On Comes the Next Satellite Failure


In recent history, there have been three major players that have launched their own handset-centric satellite phone services from the ground up, owning and operating the satellites themselves along with with Land Earth Stations that communicate with them. The two global services, Iridium and Globalstar, filed for bankruptcy not long after. The third would likely have been bankrupted as well if not for the fact that it’s a regional service owned by an unending supply of Middle East oil money. Sure, Iridium was eventually reformed and bailed out by a nice US military contract, and Globalstar was reformed as well after shedding its multi-billion dollar debt the easy way, but is this really a path any business should follow? Apparently so. MSV showed up at CTIA last week donning prototypes of some sweet-looking SatPhones. As sweet as they were however, they are not well-suited for potential users. Multitouch screens, applications, web cams and WiFi are great for the typical cellphone user, but not so great for the rescue team in the Rockies whose battery just died thanks to the fact that the nice big color screen is a hog and they forgot to switch WiFi off.
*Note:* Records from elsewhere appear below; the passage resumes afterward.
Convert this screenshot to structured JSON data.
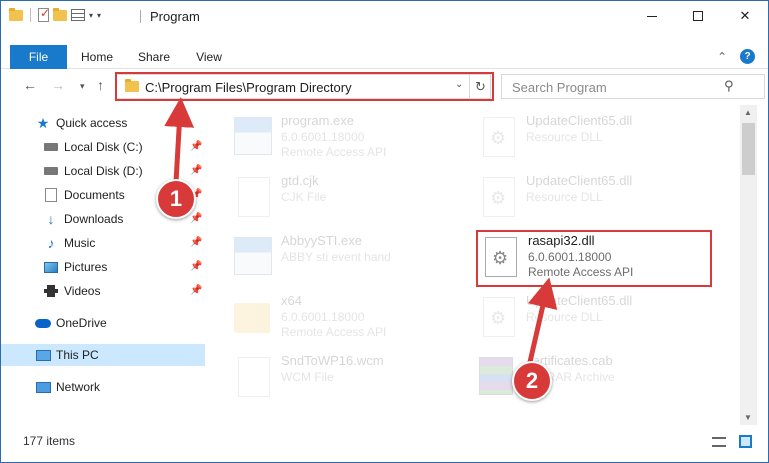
{
  "window": {
    "title": "Program"
  },
  "ribbon": {
    "tabs": [
      {
        "label": "File"
      },
      {
        "label": "Home"
      },
      {
        "label": "Share"
      },
      {
        "label": "View"
      }
    ],
    "help_label": "?"
  },
  "address": {
    "path": "C:\\Program Files\\Program Directory"
  },
  "search": {
    "placeholder": "Search Program"
  },
  "sidebar": {
    "items": [
      {
        "label": "Quick access",
        "icon": "star-icon"
      },
      {
        "label": "Local Disk (C:)",
        "icon": "drive-icon",
        "pinned": true
      },
      {
        "label": "Local Disk (D:)",
        "icon": "drive-icon",
        "pinned": true
      },
      {
        "label": "Documents",
        "icon": "documents-icon",
        "pinned": true
      },
      {
        "label": "Downloads",
        "icon": "downloads-icon",
        "pinned": true
      },
      {
        "label": "Music",
        "icon": "music-icon",
        "pinned": true
      },
      {
        "label": "Pictures",
        "icon": "pictures-icon",
        "pinned": true
      },
      {
        "label": "Videos",
        "icon": "videos-icon",
        "pinned": true
      },
      {
        "label": "OneDrive",
        "icon": "cloud-icon"
      },
      {
        "label": "This PC",
        "icon": "computer-icon",
        "selected": true
      },
      {
        "label": "Network",
        "icon": "network-icon"
      }
    ]
  },
  "files": [
    {
      "name": "program.exe",
      "line2": "6.0.6001.18000",
      "line3": "Remote Access API",
      "icon": "exe-icon",
      "faded": true
    },
    {
      "name": "UpdateClient65.dll",
      "line2": "Resource DLL",
      "line3": "",
      "icon": "dll-icon",
      "faded": true
    },
    {
      "name": "gtd.cjk",
      "line2": "CJK File",
      "line3": "",
      "icon": "document-icon",
      "faded": true
    },
    {
      "name": "UpdateClient65.dll",
      "line2": "Resource DLL",
      "line3": "",
      "icon": "dll-icon",
      "faded": true
    },
    {
      "name": "AbbyySTI.exe",
      "line2": "ABBY sti event hand",
      "line3": "",
      "icon": "exe-icon",
      "faded": true
    },
    {
      "name": "rasapi32.dll",
      "line2": "6.0.6001.18000",
      "line3": "Remote Access API",
      "icon": "dll-icon",
      "faded": false
    },
    {
      "name": "x64",
      "line2": "6.0.6001.18000",
      "line3": "Remote Access API",
      "icon": "folder-icon",
      "faded": true
    },
    {
      "name": "UpdateClient65.dll",
      "line2": "Resource DLL",
      "line3": "",
      "icon": "dll-icon",
      "faded": true
    },
    {
      "name": "SndToWP16.wcm",
      "line2": "WCM File",
      "line3": "",
      "icon": "document-icon",
      "faded": true
    },
    {
      "name": "certificates.cab",
      "line2": "WinRAR Archive",
      "line3": "",
      "icon": "archive-icon",
      "faded": true
    }
  ],
  "status": {
    "item_count": "177 items"
  },
  "annotations": {
    "step1": "1",
    "step2": "2",
    "color": "#d83a3a"
  }
}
One handset sporting both satellite and cellular connectivity is a nice idea indeed; but it didn’t work out so well for Globalstar over half a decade ago when it were forced to dump its agreement with Verizon due to a remarkable lack of interest in the cellular capabilities of the GSP-1600. Yes, a 0.6-inch thick satellite phone might look cool to the techies at CTIA, but it really illustrates a stunning lack of understanding with regards to potential users with the need to pay $1.00 or more per minute for satellite service.